The Blindflyers (Die Blindgänger) is a 2004 film directed by Bernd Sahling. It won a number of awards, including the German Film Award 2004 for Best Children's Film, and others at the International Film Festival.

==Plot==
Two 13-year-old blind girls Marie and Inga are close friends in a boarding school for the blind, and share a love for music. The girls are fairly sheltered in their school, and have a motto, "Trau bloß keinem Gucki!" ("Don't trust a "lookie"" [sighted person]).

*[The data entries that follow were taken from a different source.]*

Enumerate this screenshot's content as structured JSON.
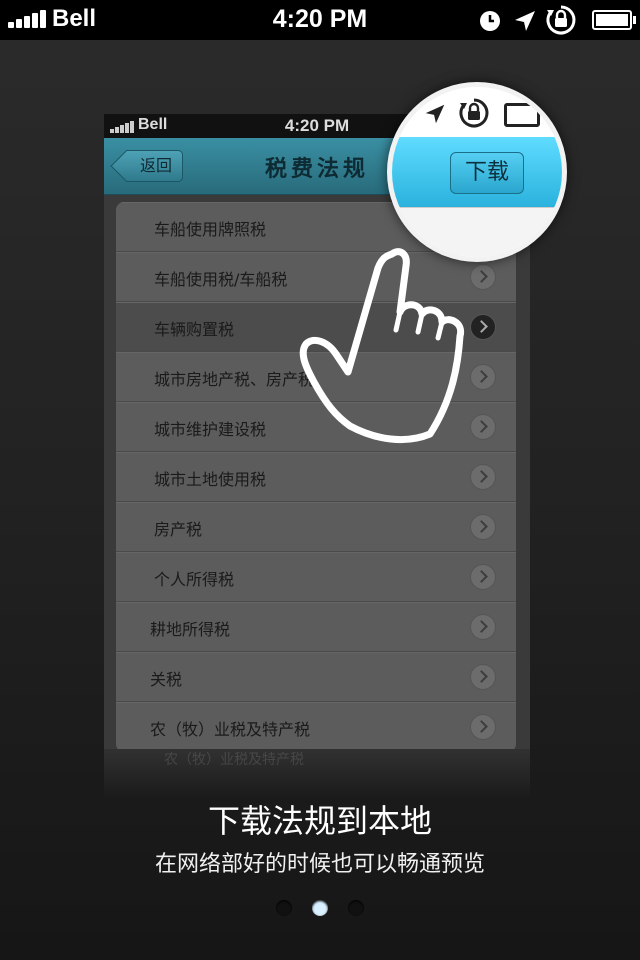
{
  "status_bar": {
    "carrier": "Bell",
    "time": "4:20 PM"
  },
  "mock_status_bar": {
    "carrier": "Bell",
    "time": "4:20 PM"
  },
  "nav": {
    "back_label": "返回",
    "title": "税费法规"
  },
  "list": {
    "items": [
      "车船使用牌照税",
      "车船使用税/车船税",
      "车辆购置税",
      "城市房地产税、房产税",
      "城市维护建设税",
      "城市土地使用税",
      "房产税",
      "个人所得税",
      "耕地所得税",
      "关税",
      "农（牧）业税及特产税"
    ],
    "selected_index": 2
  },
  "magnifier": {
    "download_label": "下载"
  },
  "caption": {
    "title": "下载法规到本地",
    "subtitle": "在网络部好的时候也可以畅通预览"
  },
  "reflection_text": "农（牧）业税及特产税",
  "page_indicator": {
    "count": 3,
    "current": 2
  },
  "colors": {
    "nav_blue": "#2ab2dd",
    "dot_active": "#d8f0ff"
  },
  "icons": [
    "signal-icon",
    "alarm-clock-icon",
    "location-arrow-icon",
    "rotation-lock-icon",
    "battery-icon",
    "back-arrow-icon",
    "chevron-right-icon",
    "pointing-hand-icon"
  ]
}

They try out for a school band, but despite their musical skills they are turned away for their blindness.

Then Marie meets a young émigré from Kazakhstan, "Herbert" (Oleg Rabcuk), and hides him from the police in the school, with the help of the sighted caretaker Mr. Karl (Dominique Horwitz). Herbert needs money to return to his homeland, against his father's wishes. Inga proposes that the three form a band of clowns (which is what the German name of the film implies) to play music in the street, "The Blind Flyers", with Herbert pretending to be blind as well. The band is successful—for a time.

According to the director, the film was not supposed to be about blindness per se, and aimed to portray blind people as normal. And although the characters Marie and Inga are totally blind, they are played by partially sighted actresses Ricarda Ramünke (who won "Best Young Actress" award) and Maria Rother, who in real life attend boarding schools for the visually impaired.